Very Deadly Kali said...

You can become an art investor in a day but
it takes years of 'education' to develop an eye to become art collector. In western countries, art education begins at school level and art appreciation is taught in all universities. So by the time one finishes schooling, one has developed individual taste for art. Thus everyone tries to ascertain his/her identity through art, music, fashion etc.s/he collects.

I totally agree with you when you say art boom in India was misconceived by falls perception.
This boom instead of creating genuine collectors and connoisseurs it only created speculators of art.

Art education in any form be it fairs, public art projects, museum shows anything that will engage the masses will create a taste for art and thereby art collectors.

I feel nothing wrong with collectors who buy kitsch, it is also a kind of taste. Fact is it is more accessible to masses than contemporary art scene.
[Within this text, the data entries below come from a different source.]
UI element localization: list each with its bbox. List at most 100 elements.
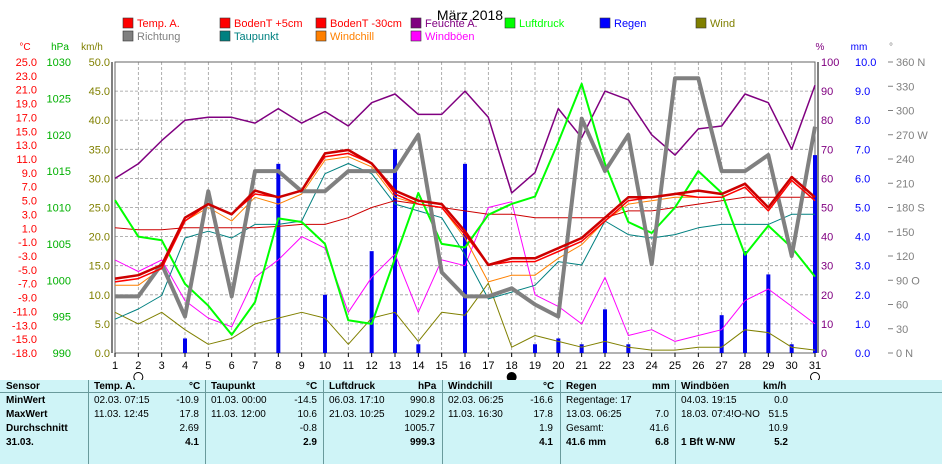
rain-bar xyxy=(766,274,771,353)
wind-tick-label: 25.0 xyxy=(89,203,110,215)
luftdruck-value: 990.8 xyxy=(409,395,435,406)
legend-swatch xyxy=(315,30,327,42)
legend-swatch xyxy=(410,17,422,29)
chart-title: März 2018 xyxy=(437,7,503,23)
direction-tick-label: 240 xyxy=(896,154,914,166)
pressure-unit: hPa xyxy=(51,42,69,53)
windchill-value: 17.8 xyxy=(533,409,553,420)
legend-swatch xyxy=(695,17,707,29)
rain-tick-label: 2.0 xyxy=(855,290,870,302)
pressure-tick-label: 1020 xyxy=(47,130,71,142)
luftdruck-value: 999.3 xyxy=(409,437,435,448)
humidity-tick-label: 80 xyxy=(821,115,833,127)
legend-swatch xyxy=(410,30,422,42)
rain-bars xyxy=(183,149,817,353)
temp-tick-label: -11.0 xyxy=(13,306,37,318)
wind-tick-label: 10.0 xyxy=(89,290,110,302)
humidity-tick-label: 40 xyxy=(821,232,833,244)
row-label: MaxWert xyxy=(6,409,48,420)
x-axis-labels: 1 2 3 4 5 6 7 8 9 10 11 12 13 14 15 16 17 18 19 20 21 22 23 24 2… xyxy=(112,353,821,372)
rain-unit: mm xyxy=(851,42,868,53)
header-luftdruck: Luftdruck xyxy=(329,381,376,392)
direction-tick-label: 90 O xyxy=(896,275,920,287)
x-tick-label: 18 xyxy=(506,360,518,372)
temp-value: 17.8 xyxy=(179,409,199,420)
x-tick-label: 30 xyxy=(786,360,798,372)
x-tick-label: 13 xyxy=(389,360,401,372)
windchill-value: 4.1 xyxy=(539,437,553,448)
rain-bar xyxy=(556,338,561,353)
x-tick-label: 6 xyxy=(229,360,235,372)
rain-tick-label: 4.0 xyxy=(855,232,870,244)
temp-value: 2.69 xyxy=(179,423,199,434)
humidity-tick-label: 10 xyxy=(821,319,833,331)
temp-tick-label: 21.0 xyxy=(16,85,37,97)
full-moon-marker xyxy=(133,372,144,380)
humidity-tick-label: 50 xyxy=(821,203,833,215)
wind-tick-label: 35.0 xyxy=(89,144,110,156)
x-tick-label: 9 xyxy=(299,360,305,372)
rain-bar xyxy=(183,338,187,353)
regen-value: 6.8 xyxy=(655,437,669,448)
wind-tick-label: 50.0 xyxy=(89,57,110,69)
legend-label: BodenT -30cm xyxy=(330,18,402,30)
header-luftdruck-unit: hPa xyxy=(418,381,437,392)
weather-chart: März 2018 Temp. A. BodenT +5cm BodenT -30c… xyxy=(12,7,928,380)
header-regen-unit: mm xyxy=(652,381,670,392)
pressure-tick-label: 995 xyxy=(53,312,71,324)
row-label: 31.03. xyxy=(6,437,34,448)
rain-bar xyxy=(603,309,607,353)
stats-table: Sensor Temp. A. °C Taupunkt °C Luftdruck… xyxy=(0,380,942,464)
moon-markers xyxy=(133,372,820,380)
direction-tick-label: 30 xyxy=(896,324,908,336)
regen-value: 41.6 xyxy=(649,423,669,434)
legend-label: Temp. A. xyxy=(137,18,180,30)
x-tick-label: 10 xyxy=(319,360,331,372)
axis-ticks: 25.0 23.0 21.0 19.017.0 15.0 13.0 11.0 9.0 7.0 5.… xyxy=(12,57,928,360)
x-tick-label: 24 xyxy=(646,360,658,372)
windchill-time: 11.03. 16:30 xyxy=(448,409,503,420)
series-luftdruck xyxy=(114,82,816,336)
rain-bar xyxy=(323,294,327,353)
header-temp-unit: °C xyxy=(189,381,201,392)
x-tick-label: 20 xyxy=(552,360,564,372)
legend: Temp. A. BodenT +5cm BodenT -30cm Feuchte A… xyxy=(122,17,735,43)
temp-time: 02.03. 07:15 xyxy=(94,395,150,406)
x-tick-label: 14 xyxy=(412,360,424,372)
header-windchill-unit: °C xyxy=(543,381,555,392)
row-label: MinWert xyxy=(6,395,46,406)
pressure-tick-label: 1030 xyxy=(47,57,71,69)
temp-tick-label: 9.0 xyxy=(22,168,37,180)
x-tick-label: 26 xyxy=(692,360,704,372)
legend-label: Wind xyxy=(710,18,735,30)
series-taupunkt xyxy=(114,163,815,320)
series-wind xyxy=(114,282,816,351)
regen-text: Regentage: 17 xyxy=(566,395,632,406)
luftdruck-value: 1005.7 xyxy=(404,423,435,434)
rain-tick-label: 1.0 xyxy=(855,319,870,331)
rain-tick-label: 0.0 xyxy=(855,348,870,360)
header-temp: Temp. A. xyxy=(94,381,136,392)
x-tick-label: 23 xyxy=(622,360,634,372)
x-tick-label: 21 xyxy=(576,360,588,372)
series-lines xyxy=(114,76,817,351)
windboeen-value: 51.5 xyxy=(768,409,788,420)
rain-tick-label: 3.0 xyxy=(855,261,870,273)
legend-swatch xyxy=(219,30,231,42)
temp-unit: °C xyxy=(19,42,30,53)
humidity-tick-label: 90 xyxy=(821,86,833,98)
header-taupunkt: Taupunkt xyxy=(211,381,256,392)
direction-tick-label: 180 S xyxy=(896,203,925,215)
direction-tick-label: 300 xyxy=(896,106,914,118)
full-moon-marker xyxy=(810,372,820,380)
header-regen: Regen xyxy=(566,381,597,392)
row-label: Durchschnitt xyxy=(6,423,68,434)
x-tick-label: 11 xyxy=(343,360,354,372)
legend-label: Windböen xyxy=(425,31,475,43)
legend-label: Luftdruck xyxy=(519,18,565,30)
humidity-tick-label: 0 xyxy=(821,348,827,360)
x-tick-label: 25 xyxy=(669,360,681,372)
x-tick-label: 22 xyxy=(599,360,611,372)
legend-swatch xyxy=(599,17,611,29)
rain-bar xyxy=(369,251,374,353)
To create a taste for contemporary art practice we have to create more platforms to reach out to people. If it begins at younger age it is still better.

harshda s nirgun said...

my experience on this starts from my house itself,after spending 5 years in art school continuously from starting, of course there are encounters with questions from parents, building friends and relatives who are curious to know what exactly is this that we cannot recognize the visuals or they just try hard but could not linkup.. its from them, till buyers in mall and some of outside know people.. Also i would like to start from small scale as far as its concern of letting know art to people in right direction by artist itself when encountered with questions -" what is this for e.g. apple stands for in your painting?" or like "i thought its like this but if u say its this way it may be or will be, oh! of course u know more then me" if this is the situation of viewers getting in, then its also a responsibility of a artist to respond them in a right way because there are the people who are interested of take into considerations your work but cannot mingle. there should be a play of both in this case artist as well to make stand his work with right recognition and also viewers or els. Also the problem for some of my art college friends is that they cannot properly speak on their work that makes a good exploration go from hand. So one should look on both side of coins for Indian contemporary art to take rightly, that should be from art school itself.

Tathi Premchand said...

in 2005, art boom come it just blind boom, that its not true ppl buying anything just like war is coming like they are buy food, coming yr sure art boom will come but it with open eyes ready and johny ML may one reason for it

Very Deadly Kali said...

* oops! not falls but false ;-)

also want to add when I say begin at young age I would strongly recommend syllabus for cultural studies at school level giving general history of art music theater, film, performance art etc., basically history of any cultural practice in India.